Inspired by biological filters, scientists at UCL, Imperial College London and Yale University have designed and built a nanometre-sized pore that helps us to better understand the complex way by which cells transport genetic material and viruses.
The study, published in ACS Nano, shows how DNA can be folded using ’DNA origami’ to form a cylinder more than 1,000 times smaller than the width of a hair. This cylinder can then be filled by the proteins that in our body selectively transport material into and out of the nuclei of our cells, resulting in a ’nano-pore’ filter.
"We don’t have a good understanding of how the complex machinery in our cells filters, for example, RNA out of and - to our detriment - viruses into the cell nucleus. Our nanopore mimics the system, but has been built from the bottom-up, allowing us to add in complexity step by step, such that we can identify the minimal requirements for nuclear import and export selectivity," explained study co-author and PhD student Bernice Akpinar (UCL London Centre for Nanotechnology, and Imperial College London Department of Chemistry), who spent three months at Yale in the context of this project.

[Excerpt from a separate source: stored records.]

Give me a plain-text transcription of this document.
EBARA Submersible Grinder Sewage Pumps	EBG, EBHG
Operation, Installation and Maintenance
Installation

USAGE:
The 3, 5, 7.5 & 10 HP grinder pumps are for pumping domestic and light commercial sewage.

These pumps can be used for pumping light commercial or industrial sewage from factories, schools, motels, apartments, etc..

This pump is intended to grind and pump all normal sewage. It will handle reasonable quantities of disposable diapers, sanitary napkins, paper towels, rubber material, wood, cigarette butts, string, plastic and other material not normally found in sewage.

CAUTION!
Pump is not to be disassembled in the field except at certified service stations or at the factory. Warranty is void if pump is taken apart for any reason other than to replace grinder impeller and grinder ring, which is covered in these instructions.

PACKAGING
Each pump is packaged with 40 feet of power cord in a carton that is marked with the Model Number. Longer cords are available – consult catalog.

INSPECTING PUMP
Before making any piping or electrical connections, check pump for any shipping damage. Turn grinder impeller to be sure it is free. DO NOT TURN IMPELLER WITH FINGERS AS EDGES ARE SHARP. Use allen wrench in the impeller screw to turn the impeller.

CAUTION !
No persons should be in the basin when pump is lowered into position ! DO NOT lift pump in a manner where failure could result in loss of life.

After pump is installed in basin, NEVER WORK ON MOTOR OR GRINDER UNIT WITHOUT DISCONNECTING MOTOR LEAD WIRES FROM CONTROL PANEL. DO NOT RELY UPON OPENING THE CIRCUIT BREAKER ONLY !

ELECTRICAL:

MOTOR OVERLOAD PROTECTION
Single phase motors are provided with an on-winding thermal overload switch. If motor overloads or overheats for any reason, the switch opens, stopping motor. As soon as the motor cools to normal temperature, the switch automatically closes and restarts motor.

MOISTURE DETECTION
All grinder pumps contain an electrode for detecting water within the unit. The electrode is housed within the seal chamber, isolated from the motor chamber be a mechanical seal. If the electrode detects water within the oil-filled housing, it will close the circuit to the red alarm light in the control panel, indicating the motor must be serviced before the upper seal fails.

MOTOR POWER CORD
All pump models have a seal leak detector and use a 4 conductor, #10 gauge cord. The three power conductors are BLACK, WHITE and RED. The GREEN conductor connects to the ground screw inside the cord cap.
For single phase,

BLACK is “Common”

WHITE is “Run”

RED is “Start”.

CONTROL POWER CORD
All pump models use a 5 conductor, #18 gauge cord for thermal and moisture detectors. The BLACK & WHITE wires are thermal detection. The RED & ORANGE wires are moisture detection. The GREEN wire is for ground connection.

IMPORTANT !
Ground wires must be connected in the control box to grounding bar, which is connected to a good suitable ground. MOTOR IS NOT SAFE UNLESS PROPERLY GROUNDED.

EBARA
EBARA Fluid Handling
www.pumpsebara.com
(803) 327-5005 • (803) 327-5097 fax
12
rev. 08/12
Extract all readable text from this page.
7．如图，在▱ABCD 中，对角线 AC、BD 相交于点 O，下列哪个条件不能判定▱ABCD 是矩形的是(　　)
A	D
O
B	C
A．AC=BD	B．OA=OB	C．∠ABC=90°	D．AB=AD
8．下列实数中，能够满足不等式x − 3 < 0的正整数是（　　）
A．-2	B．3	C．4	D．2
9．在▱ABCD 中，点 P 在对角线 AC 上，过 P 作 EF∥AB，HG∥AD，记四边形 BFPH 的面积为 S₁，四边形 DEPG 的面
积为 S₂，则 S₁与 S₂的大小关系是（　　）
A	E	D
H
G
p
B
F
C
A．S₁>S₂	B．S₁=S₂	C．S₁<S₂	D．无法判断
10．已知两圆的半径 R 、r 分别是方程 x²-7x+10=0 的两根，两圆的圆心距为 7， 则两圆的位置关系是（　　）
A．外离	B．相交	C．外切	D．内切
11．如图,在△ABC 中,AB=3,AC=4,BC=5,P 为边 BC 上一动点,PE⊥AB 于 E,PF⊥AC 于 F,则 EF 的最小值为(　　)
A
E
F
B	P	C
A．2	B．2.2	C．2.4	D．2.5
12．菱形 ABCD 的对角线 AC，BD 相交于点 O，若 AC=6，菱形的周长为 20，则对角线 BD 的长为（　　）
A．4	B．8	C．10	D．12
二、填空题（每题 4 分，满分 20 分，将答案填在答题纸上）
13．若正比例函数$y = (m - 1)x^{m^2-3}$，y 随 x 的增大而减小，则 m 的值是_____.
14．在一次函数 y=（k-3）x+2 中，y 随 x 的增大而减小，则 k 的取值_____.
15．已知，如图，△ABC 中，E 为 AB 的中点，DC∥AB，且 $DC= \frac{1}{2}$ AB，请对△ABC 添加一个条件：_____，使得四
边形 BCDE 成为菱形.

"We were inspired by the way our body selectively protects the genetic material located in each cell nucleus," explained co-author and PhD student Luke Davis (UCL London Centre for Nanotechnology, and UCL Physics & Astronomy). "This is done by spaghetti-like proteins in filters that are called nuclear pore complexes. These filters are super-selective, but as the name suggests, they are rather complex."
This collaborative study was initiated at the Yale School of Medicine by senior authors Dr Patrick Lusk and Dr Chenxiang Lin. Dr Lusk said: "For a long time, biologists have struggled to grasp how molecules are blocked from entering the cell nucleus so efficiently. Now, using DNA origami, we can make and control these bio-inspired systems and have a very powerful tool to start understanding how complex biological machinery works."
The next step for the team is to investigate how such a nanopore responds to different proteins that can or cannot pass the biological filters by which it was inspired. Then it can be embedded into a device for measuring transport and the actual filtration function.
Professor Bart Hoogenboom (UCL London Centre for Nanotechnology, UCL Physics & Astronomy, and UCL Institute for the Physics of Living Systems), who supervised the UCL part of this research, said: "A few years ago, we predicted that filtering proteins would be able to switch the pores between open and closed states. It has been very rewarding to see that type of behaviour in a bio-inspired device."
In the longer term, the nanopore which acts as a nano-scale filter could be used to develop bio-inspired devices for filtering and detoxification.
He added: "In terms of applications, we think molecular filters may be useful in preventing background proteins from reaching detector devices and sensing technologies, reducing background noise and improving efficacy. We also think the insights we gain on the nano-scale model system will inform the design of larger scale filters for purification, detoxification in other contexts."